Today was another action-packed day. We started the morning with a trip to the Catacombs - probably one of the most eerie experiences of our lives. The visit basically consists of a 45 minute walk down dark, damp, and narrow hallways full of stacked bones and skulls. Creepy, yet fascinating. On a lighter note, we then wandered over to the Rodin Museum to stroll through the garden and see such famous sculptures as The Thinker and The Gates of Hell. Our next stop was the Opera Garnier, the opera house that the Phantom of the Opera is based on. Unfortunately, there was a performance going on so we were unable to take the tour. When it started raining, we decided to take shelter at The Louvre and spent a couple of hours wandering the museum with the thousands of other tourists and locals who thought that Saturday would be a good day to visit the museum. The Mona Lisa was underwhelming.

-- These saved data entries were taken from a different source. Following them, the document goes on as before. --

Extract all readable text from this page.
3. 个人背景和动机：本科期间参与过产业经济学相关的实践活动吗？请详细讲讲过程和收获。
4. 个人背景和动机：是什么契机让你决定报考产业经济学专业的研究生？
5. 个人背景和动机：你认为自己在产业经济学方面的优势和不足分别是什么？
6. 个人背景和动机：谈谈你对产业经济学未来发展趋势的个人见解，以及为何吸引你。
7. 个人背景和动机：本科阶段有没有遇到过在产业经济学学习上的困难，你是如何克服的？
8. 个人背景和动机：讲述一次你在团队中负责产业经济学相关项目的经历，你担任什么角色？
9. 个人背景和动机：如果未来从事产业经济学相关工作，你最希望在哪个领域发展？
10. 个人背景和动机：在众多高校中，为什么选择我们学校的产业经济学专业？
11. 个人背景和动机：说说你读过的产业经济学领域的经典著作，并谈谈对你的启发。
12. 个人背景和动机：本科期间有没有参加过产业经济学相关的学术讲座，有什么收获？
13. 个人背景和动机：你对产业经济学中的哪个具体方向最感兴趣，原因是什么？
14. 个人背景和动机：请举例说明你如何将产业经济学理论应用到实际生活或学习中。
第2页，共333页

After a little break, we headed to the Montmartre neighborhood to take in the view of the city at the Sacre Coure, wander the artists square, and stroll the mile or so down the hill to see the infamous Moulin Rouge (also a little underwhelming). All in all it has been a crazy couple of days and we weren't able to fit in everything we wanted to do, but did get around to most of it. Tomorrow will be a relaxing day of shopping around the city before taking an overnight train to Berlin. Since everything in Paris is wildly expensive, including internet access, we don't have time to post all of our most recent photos now, but check back in a day or so and we'll post again when we get to Berlin.

Mandi and Bekky

Friday, May 8, 2009

We love Paris in the springtime

There are so many things to see in Paris. Within our first three hours here, we had wandered the exterior of the Louvre, casually strolled through the Jardin de Tuileries, shopped along the Champs Elysees, and climbed the insane amount of stairs to the top of the Arc de Triomphe where we had an amazing view of the entire city, including a gorgeous sunset view of the Eiffel Tower.

Yesterday, along with Kevin and Shanna, we took a train out of Paris to Versailles. It's amazing to us that we met them barely a year ago and here we were yesterday, having a picnic in the gardens at the Palace of Versailles. The weather was gorgeous (75 degrees and sunny) and the property was incredible. Our favorite part of the visit was the hour we spent wandering the Domain of Marie Antionette. She was so bored that she had a compound created that housed her own palace and a miniature peasant village that she could walk around and pretend to be a normal citizen. We ended the magical day with a birthday dinner for Mandi at Chez Papa, a Basque restaurant in the Montmartre.

Today we are out and about visiting Notre Dame and wandering the neighborhoods of the left bank.